Type inference has varying degrees.

For example, in C++ each literal is typed, and only a fully formed type can be instantiated, therefore the type of any expression can be computed (and is). Before C++11, this led to the compiler giving an error message: You are attempting to assign a value of type X to a variable of type Y. In C++11, auto was introduced to let the compiler figure out the type of the variable based on the value that was assigned to it.

In Java, this works slightly differently: the type of a variable has to be fully spelled out, but in exchange when constructing a type the generic bits can be left out since they are deduced from the variable the value is assigned to.

Those two examples are interesting because type information does not flow the same way in both of them, which hints that there is no reason for the flow to go one way or another; there are however technical constraints aplenty.
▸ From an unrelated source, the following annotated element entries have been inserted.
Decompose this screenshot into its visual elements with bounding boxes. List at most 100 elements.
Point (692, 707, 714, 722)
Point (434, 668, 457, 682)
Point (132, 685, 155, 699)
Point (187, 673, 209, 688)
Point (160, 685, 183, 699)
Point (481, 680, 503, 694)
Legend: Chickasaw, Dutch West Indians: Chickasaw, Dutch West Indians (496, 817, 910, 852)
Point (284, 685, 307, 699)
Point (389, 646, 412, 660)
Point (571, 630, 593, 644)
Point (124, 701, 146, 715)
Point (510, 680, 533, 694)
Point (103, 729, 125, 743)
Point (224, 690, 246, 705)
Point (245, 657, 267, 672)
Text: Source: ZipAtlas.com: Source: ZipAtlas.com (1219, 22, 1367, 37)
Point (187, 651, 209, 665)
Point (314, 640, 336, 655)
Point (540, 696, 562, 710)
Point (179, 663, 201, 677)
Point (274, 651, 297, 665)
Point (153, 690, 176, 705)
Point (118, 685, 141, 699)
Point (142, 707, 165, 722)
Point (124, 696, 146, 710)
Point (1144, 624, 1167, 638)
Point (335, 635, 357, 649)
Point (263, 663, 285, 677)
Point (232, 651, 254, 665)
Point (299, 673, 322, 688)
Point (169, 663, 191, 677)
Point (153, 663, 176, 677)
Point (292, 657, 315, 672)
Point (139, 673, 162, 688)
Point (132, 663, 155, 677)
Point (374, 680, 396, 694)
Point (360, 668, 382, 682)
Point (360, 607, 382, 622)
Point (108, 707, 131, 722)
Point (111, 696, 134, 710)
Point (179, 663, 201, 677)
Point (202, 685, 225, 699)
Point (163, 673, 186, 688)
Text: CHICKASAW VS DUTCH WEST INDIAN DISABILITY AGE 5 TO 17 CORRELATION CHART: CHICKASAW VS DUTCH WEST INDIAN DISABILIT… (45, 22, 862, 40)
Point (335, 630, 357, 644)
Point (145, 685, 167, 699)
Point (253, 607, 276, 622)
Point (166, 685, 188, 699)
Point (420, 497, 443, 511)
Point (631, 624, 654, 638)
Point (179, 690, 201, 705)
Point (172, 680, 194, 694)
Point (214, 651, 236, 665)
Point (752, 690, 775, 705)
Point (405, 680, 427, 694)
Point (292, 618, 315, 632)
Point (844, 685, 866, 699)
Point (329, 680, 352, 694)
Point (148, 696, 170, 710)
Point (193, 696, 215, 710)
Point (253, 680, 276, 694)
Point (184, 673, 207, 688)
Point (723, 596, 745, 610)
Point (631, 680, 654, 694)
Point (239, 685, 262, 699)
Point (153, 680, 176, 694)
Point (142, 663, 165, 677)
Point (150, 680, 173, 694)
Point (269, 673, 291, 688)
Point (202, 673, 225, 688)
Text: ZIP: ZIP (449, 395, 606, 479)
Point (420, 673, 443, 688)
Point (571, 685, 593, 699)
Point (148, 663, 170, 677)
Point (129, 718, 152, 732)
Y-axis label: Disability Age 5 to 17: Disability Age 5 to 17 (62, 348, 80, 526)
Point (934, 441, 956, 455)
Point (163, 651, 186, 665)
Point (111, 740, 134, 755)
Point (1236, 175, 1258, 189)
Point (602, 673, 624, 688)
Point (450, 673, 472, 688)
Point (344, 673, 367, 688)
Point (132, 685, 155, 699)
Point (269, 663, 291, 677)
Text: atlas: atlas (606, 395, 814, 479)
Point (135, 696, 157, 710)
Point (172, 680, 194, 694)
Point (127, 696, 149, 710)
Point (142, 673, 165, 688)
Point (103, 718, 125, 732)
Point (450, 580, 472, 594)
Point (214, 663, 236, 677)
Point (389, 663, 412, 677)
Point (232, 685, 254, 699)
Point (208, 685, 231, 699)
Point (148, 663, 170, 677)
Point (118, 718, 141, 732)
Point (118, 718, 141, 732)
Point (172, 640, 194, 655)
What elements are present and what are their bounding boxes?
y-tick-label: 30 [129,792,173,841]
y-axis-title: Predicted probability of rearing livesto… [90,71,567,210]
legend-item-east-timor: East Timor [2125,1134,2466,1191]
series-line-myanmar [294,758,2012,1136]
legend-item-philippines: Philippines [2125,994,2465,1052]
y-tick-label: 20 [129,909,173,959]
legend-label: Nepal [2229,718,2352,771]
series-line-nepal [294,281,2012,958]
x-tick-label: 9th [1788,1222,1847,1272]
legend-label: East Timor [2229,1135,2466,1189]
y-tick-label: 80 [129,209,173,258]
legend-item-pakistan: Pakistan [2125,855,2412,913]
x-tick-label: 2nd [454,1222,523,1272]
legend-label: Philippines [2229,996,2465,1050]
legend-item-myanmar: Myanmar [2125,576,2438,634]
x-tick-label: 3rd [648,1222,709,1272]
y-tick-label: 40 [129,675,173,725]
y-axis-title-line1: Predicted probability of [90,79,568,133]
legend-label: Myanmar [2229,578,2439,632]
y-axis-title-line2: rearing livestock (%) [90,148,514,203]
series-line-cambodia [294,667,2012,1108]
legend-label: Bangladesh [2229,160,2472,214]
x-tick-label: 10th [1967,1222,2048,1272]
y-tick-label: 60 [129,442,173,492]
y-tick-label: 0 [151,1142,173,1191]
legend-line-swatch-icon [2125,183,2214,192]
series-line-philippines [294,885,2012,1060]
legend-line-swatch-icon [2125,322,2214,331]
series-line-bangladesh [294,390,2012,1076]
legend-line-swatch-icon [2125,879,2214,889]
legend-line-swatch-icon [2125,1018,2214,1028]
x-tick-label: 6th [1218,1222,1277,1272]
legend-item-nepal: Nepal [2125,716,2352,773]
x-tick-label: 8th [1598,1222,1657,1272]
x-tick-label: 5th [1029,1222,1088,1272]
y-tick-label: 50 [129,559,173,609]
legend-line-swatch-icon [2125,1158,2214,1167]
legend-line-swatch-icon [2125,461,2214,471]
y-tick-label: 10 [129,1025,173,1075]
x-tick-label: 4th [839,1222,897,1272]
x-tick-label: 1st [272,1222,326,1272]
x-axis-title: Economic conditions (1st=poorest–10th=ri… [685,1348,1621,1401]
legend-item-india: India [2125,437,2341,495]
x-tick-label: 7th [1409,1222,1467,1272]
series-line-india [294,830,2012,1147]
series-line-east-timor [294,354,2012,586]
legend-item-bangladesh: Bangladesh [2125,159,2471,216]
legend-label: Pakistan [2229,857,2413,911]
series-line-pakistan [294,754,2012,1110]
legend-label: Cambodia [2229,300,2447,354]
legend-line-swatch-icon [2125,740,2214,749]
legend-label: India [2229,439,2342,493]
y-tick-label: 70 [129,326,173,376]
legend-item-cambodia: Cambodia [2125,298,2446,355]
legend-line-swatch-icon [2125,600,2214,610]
Rust, instead, uses a variation of the Hindley Milner type unification algorithm.

I personally see Hindley Milner as a system of equation:

1. Give each potential type a name: A, B, C, ...
2. Create equations tying together those types based on the structure of the program.

For example, imagine the following:

fn print_slice(s: &[u32]) {
    println!("{:?}", s);
}

fn main() {
    let mut v = Vec::new();
    v.push(1);
    print_slice(&v);
}

And start from main:

1. Assign names to types: v => A, 1 => B,
2. Put forth some equations: A = Vec<C> (from v = Vec::new()), C = B (from v.push(1)), A = &[u32] OR <A as Deref>::Output = &[u32] OR ... (from print_slice(&v),
3. First round of solving: A = Vec<B>, &[B] = &[u32],
4. Second round of solving: B = u32, A = Vec<u32>.

There are some difficulties woven into the mix because of subtyping (which the original HM doesn't have), however it's essentially just that.

In this process, there is no consideration for going backward or forwarded, it's just equation solving either way.

This process is known as Type Unification and if it fails you get a hopefully helpful compiler error.

Type information in Rust can flow backwards.

The return type of the closure is specified to be hyper::Error. Therefore, the result of the block must be hyper::Error, therefore the result of From::from must be hyper::Error.

If you wanted to, you could use ...

<hyper::Error as ::std::convert::From>::<std::io::Error>::from(x)

... which would be the even more fully qualified version. But with the closure return type there, it's unnecessary.